Streng genommen besitzt "Ghostbusters" nach einem äußerst charmanten Beginn nicht eine einzige weitere wirklich originelle Idee. Eine eben schon einmal erzählte Geschichte, kreativlos nochmal dargebracht. Der Humor reduziert sich auf die Dialoge zwischen den Jägerinnen. Einigen gelungenen Gags stehen dabei in der deutschen Version geradezu grauenhaft plumpe Einzeiler gegenüber, die Gott sei Dank nur selten (ganz ohne scheint es 2016 nicht mehr zu gehen) unter die Gürtellinie zielen.

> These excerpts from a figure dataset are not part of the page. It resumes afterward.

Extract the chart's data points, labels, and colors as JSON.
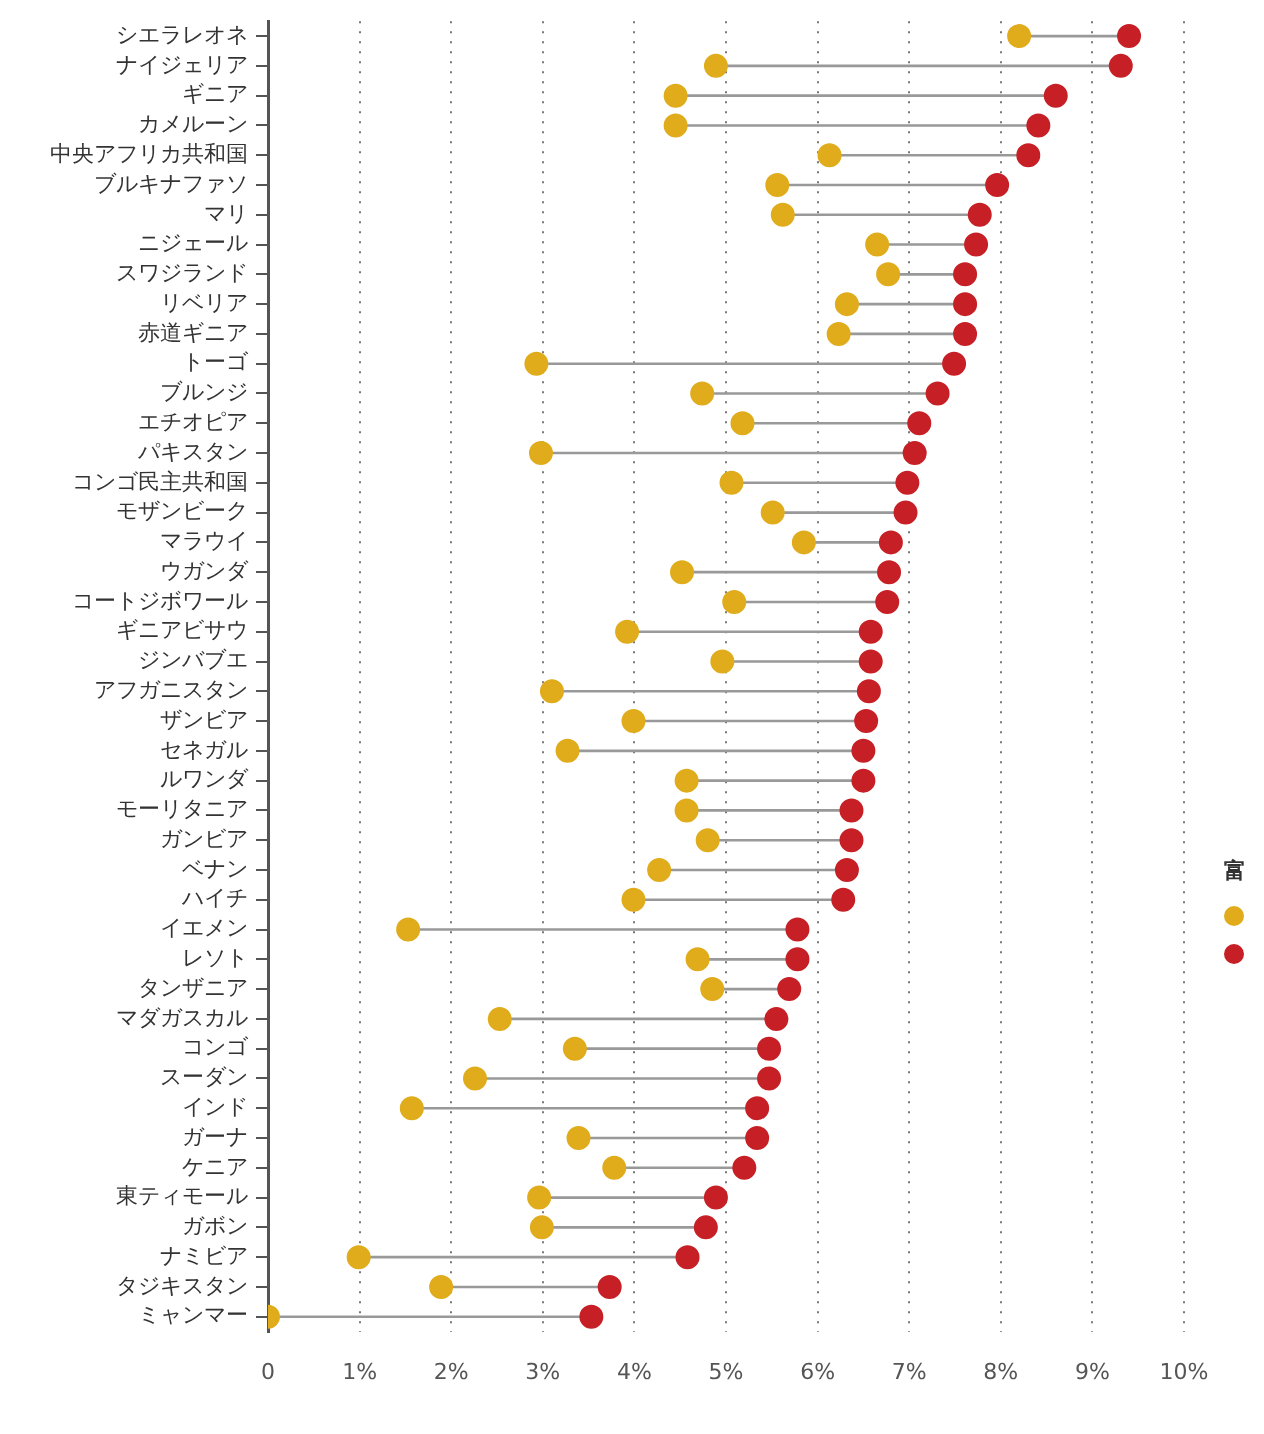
{
  "chart_data": {
    "type": "scatter",
    "orientation": "horizontal",
    "legend_title": "富",
    "grid": "x",
    "marker": "circle",
    "categories": [
      "シエラレオネ",
      "ナイジェリア",
      "ギニア",
      "カメルーン",
      "中央アフリカ共和国",
      "ブルキナファソ",
      "マリ",
      "ニジェール",
      "スワジランド",
      "リベリア",
      "赤道ギニア",
      "トーゴ",
      "ブルンジ",
      "エチオピア",
      "パキスタン",
      "コンゴ民主共和国",
      "モザンビーク",
      "マラウイ",
      "ウガンダ",
      "コートジボワール",
      "ギニアビサウ",
      "ジンバブエ",
      "アフガニスタン",
      "ザンビア",
      "セネガル",
      "ルワンダ",
      "モーリタニア",
      "ガンビア",
      "ベナン",
      "ハイチ",
      "イエメン",
      "レソト",
      "タンザニア",
      "マダガスカル",
      "コンゴ",
      "スーダン",
      "インド",
      "ガーナ",
      "ケニア",
      "東ティモール",
      "ガボン",
      "ナミビア",
      "タジキスタン",
      "ミャンマー"
    ],
    "series": [
      {
        "color": "#e0ac1c",
        "values": [
          8.2,
          4.89,
          4.45,
          4.45,
          6.13,
          5.56,
          5.62,
          6.65,
          6.77,
          6.32,
          6.23,
          2.93,
          4.74,
          5.18,
          2.98,
          5.06,
          5.51,
          5.85,
          4.52,
          5.09,
          3.92,
          4.96,
          3.1,
          3.99,
          3.27,
          4.57,
          4.57,
          4.8,
          4.27,
          3.99,
          1.53,
          4.69,
          4.85,
          2.53,
          3.35,
          2.26,
          1.57,
          3.39,
          3.78,
          2.96,
          2.99,
          0.99,
          1.89,
          0
        ]
      },
      {
        "color": "#c62026",
        "values": [
          9.4,
          9.31,
          8.6,
          8.41,
          8.3,
          7.96,
          7.77,
          7.73,
          7.61,
          7.61,
          7.61,
          7.49,
          7.31,
          7.11,
          7.06,
          6.98,
          6.96,
          6.8,
          6.78,
          6.76,
          6.58,
          6.58,
          6.56,
          6.53,
          6.5,
          6.5,
          6.37,
          6.37,
          6.32,
          6.28,
          5.78,
          5.78,
          5.69,
          5.55,
          5.47,
          5.47,
          5.34,
          5.34,
          5.2,
          4.89,
          4.78,
          4.58,
          3.73,
          3.53
        ]
      }
    ],
    "xlim": [
      0,
      10
    ],
    "xticks": [
      0,
      {
        "value": 1,
        "label": "1%"
      },
      {
        "value": 2,
        "label": "2%"
      },
      {
        "value": 3,
        "label": "3%"
      },
      {
        "value": 4,
        "label": "4%"
      },
      {
        "value": 5,
        "label": "5%"
      },
      {
        "value": 6,
        "label": "6%"
      },
      {
        "value": 7,
        "label": "7%"
      },
      {
        "value": 8,
        "label": "8%"
      },
      {
        "value": 9,
        "label": "9%"
      },
      {
        "value": 10,
        "label": "10%"
      }
    ]
  }
}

Die trockene Coolness, die den Witz einstmals prägte, fehlt völlig. Und: Das Redetempo im Original war schon hoch, in der neuen Fassung ist es noch höher. "Ghostbusters" gerät zur höchst anstrengenden wasserfallartigen Plauderei, die an den Nerven zehrt. Nur unterbrochen durch die in enormer Anzahl auftauchenden paranormalen Erscheinungen, die optisch nah an den Vorlagen bleiben.

Was die alte Fangemeinde hätte trösten können, ist die Rückkehr nahezu aller wichtiger Darsteller der Originalfilme. Nur Rick Moranis fehlt, der sich vom Filmgeschäft längst abgewandt und einem Remake ohnehin nie etwas abgewinnen konnte. Und natürlich Harold Ramis, also Spengler, dem der Film schon früh ein wunderbares Denkmal in Form einer Büste in der Universität setzt. Perfekt gelöst!

All die anderen - Bill Murray, Dan Aykroyd, Sigourney Weaver, Ernie Hudson und Annie Potts - sind wieder dabei. Was schon die Frage aufwirft, warum sich die Damen und Herren in all den Jahren nicht auf einen gemeinsamen neuen Film einigen konnten, auf diesen hier aber schon. Und da es sich hier eben um keine Fortsetzung handelt, kamen die Macher auf die zwar inhaltlich logische, aber eben völlig absurde Idee, die Darsteller allesamt in neuen Rollen zurückkehren zu lassen. Wie tröstend, wie charmant hätte ein vereinsamter, gealterten Peter Vankman wirken können - von Geistern umgeben, müde nach ganz realen Fischen angelnd am See sitzend. Stattdessen fliegt er nun als als skeptischer Geisterzweifler Martin Heiss in einer platten Slapstick-Nummer aus dem Fenster. Dan Aykroyd fährt Taxi und lässt zumindest einen nostalgischen Einzeiler vom Stapel. Fazit: Viel Lärm um wenig.